In Appreciation of Human Skills
03/21/2025
So many of my students say they are “afraid to say the wrong thing.” I don’t think they are alone. We all feel a need to arrive at the correct answer quickly and efficiently. To begin by stating the obvious, we live in an exciting, strange and scary time to work in higher education. Academic life asserts the importance of inheriting the past and wagers on the future. Without entering pressing political or environmental conversations, colleges and universities nonetheless confront changes to student demographics and preparation, questions about the long-term value of a high-cost investment of time and resources, a societal shift in capacities for sustained attention and reading comprehension and the speed and scope of a technological revolution brought about by artificial intelligence and algorithmic decision making.
But colleges and universities are always a bit outside of the regular timeline. Thorough research and good scholarship move at slower paces than news alerts and social media. At Catholic schools, committed as they are to a fuller vision of education than merely job training, that slower pace also permits a gradual development of students as whole persons. When academic communities strive to engage hearts (like I believe we do as part of the Pioneer Journey at Sacred Heart University), we recognize student (and human!) identities that are far more complex and richly textured than a resume of skills and accomplishments. Indeed, I think a Catholic education promises not only training in a robust set of career-ready technical skills but also perennially necessary human skills: creativity, critical questioning, historical consciousness, self-expression and rhetorical prowess, moral sensitivity, intellectual curiosity and interior resilience.
But I think there are two human skills where the renewal of the Church and Catholic higher education intertwine: appreciating the beautiful and disagreeing well. Both appreciating the beautiful and disagreeing well require work, require rigor and require time. Both are also about learning what it means for humans to seek delight rather than distraction when encountering, confronting and engaging differences.
Permit the indulgence of an academician’s aside. The Christian understanding of God as triune suggests for us what would be boringly called a metaphysics of diversity. That is, any discussion of “diversity” logically presumes more fundamental unity. Diversity describes differences within a shared category. The diversity of apples in the produce department signals variations on the fruit theme: Gala, Macintosh, Red Delicious, Granny Smith. But if an absent-minded professor forgets their iPhone in the pile of Honeycrisps, we will notice either the difference between fruit and smartphone or a different category for diversity altogether, asking now about how many objects can be rightfully called an “apple.”

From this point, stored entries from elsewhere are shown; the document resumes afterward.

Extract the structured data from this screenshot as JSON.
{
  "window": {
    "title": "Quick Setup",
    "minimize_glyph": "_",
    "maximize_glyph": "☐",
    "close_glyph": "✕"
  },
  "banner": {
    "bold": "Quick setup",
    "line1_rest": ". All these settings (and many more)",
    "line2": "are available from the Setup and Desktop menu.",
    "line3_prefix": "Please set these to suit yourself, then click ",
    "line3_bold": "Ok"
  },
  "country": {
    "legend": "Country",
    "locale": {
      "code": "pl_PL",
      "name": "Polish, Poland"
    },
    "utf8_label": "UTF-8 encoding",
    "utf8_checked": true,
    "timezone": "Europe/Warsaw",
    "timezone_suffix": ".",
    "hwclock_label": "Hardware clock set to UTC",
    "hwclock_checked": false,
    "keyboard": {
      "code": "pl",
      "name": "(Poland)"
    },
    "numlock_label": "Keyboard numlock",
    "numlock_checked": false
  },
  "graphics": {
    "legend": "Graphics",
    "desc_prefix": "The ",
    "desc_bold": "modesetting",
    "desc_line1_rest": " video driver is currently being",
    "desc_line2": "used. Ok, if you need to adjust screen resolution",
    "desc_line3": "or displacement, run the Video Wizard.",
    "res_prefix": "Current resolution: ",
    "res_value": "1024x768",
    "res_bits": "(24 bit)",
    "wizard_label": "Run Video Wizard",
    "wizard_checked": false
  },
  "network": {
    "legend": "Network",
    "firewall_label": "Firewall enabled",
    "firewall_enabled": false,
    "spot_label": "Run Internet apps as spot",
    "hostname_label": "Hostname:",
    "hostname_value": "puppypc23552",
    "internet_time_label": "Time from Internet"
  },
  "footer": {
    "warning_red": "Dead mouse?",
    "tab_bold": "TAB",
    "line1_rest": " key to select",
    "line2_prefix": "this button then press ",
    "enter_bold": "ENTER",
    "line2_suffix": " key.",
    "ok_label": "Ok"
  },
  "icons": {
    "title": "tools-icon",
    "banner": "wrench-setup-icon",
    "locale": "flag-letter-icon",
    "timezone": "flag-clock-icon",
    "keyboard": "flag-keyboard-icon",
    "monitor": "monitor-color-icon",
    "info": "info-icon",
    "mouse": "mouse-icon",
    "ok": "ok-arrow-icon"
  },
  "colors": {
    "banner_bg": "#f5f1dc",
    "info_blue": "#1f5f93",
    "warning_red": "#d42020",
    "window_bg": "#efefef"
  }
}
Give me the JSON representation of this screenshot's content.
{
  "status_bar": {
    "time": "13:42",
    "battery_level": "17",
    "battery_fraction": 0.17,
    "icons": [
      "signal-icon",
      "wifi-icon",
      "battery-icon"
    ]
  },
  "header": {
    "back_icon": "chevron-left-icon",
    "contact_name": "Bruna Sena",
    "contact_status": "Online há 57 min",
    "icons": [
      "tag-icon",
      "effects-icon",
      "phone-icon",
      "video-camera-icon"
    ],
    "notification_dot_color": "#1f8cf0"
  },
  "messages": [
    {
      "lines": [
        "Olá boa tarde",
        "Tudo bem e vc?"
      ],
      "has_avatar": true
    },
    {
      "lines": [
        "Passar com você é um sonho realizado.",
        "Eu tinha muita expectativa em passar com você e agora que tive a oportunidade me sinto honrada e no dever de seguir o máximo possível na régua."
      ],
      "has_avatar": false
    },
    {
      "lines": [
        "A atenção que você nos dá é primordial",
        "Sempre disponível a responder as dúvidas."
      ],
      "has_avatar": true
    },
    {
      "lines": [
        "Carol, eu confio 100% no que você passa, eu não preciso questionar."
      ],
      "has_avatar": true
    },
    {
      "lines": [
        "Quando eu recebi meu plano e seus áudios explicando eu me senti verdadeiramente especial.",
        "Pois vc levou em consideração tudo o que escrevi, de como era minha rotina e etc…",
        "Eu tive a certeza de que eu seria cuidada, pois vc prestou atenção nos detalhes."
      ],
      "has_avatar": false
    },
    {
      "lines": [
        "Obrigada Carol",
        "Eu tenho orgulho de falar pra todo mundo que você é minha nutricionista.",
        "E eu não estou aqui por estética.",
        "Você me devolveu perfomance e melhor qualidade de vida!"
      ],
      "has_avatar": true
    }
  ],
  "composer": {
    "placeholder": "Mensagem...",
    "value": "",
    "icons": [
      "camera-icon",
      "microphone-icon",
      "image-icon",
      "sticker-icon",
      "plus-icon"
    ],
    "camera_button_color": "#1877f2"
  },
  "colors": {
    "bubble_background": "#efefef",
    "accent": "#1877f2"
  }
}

Christian thought should consider this kind of diversity-in-unity to be a good thing. God the Father, God the Son and God the Holy Spirit are “three persons in one God.” Somehow, in God, distinctions can express oneness. God’s way of being God happens as diversity-in-unity. Those are big and fancy words and complicated concepts. St. Patrick famously summarized the Trinity in the image of a three-leaf clover. But I think the Trinity offers an image for making sense of the confounding reality where our differences not only can be bridged, overcome and unified through procedures and processes but where differences offer a source of delight, of pleasure, of wonder, of holiness.
How could an idea as confusing as the Trinity be a model for delighting in differences of opinion or different kinds of beauty? The answer is love. For many theologians of the tradition writing in Latin, the verb for the kind of love expressed between God the Father and God the Son is condillectum, mutual love that delights. This is the same Latin word for love that forms the title of Pope Francis’ recent encyclical on the human and divine love of the heart of Jesus Christ, Dilexit Nos. Such love that delights in differences-in-unity shines forth God’s glory, and I happen to believe that’s the same glory we encounter through the beauty of the world God has made by loving it into being. And while some of the beauty we seek seems only to confirm our worldly pleasures and interests, there are other graced moments when creation’s innumerable differences shimmer with the very light of their Creator. Sure, the Trinity is a mystery. To quote one of my favorite theologians, Hans Urs von Balthasar, “If you comprehend it, it is not God.” But an experience of the beauty of difference offers us a glimpse and clue as to what it might be like to encounter the God who reveals Godself in acts of love.
Recalling the image of the Trinity might nudge higher education toward a thicker description of delight as a human skill. We work in an era of polarization and totalization, an era of metrics, speed and anxiety, an era of ecological crisis and threats of plague. Can we still remember how to value delight in our disagreements about the good? Can we still trust that it is good to make inefficient art? Training in how to take time for delight may be the human skill we need most.
Charles A. Gillespie is an assistant professor in the department of Catholic Studies and director of Pioneer Journey at Sacred Heart University.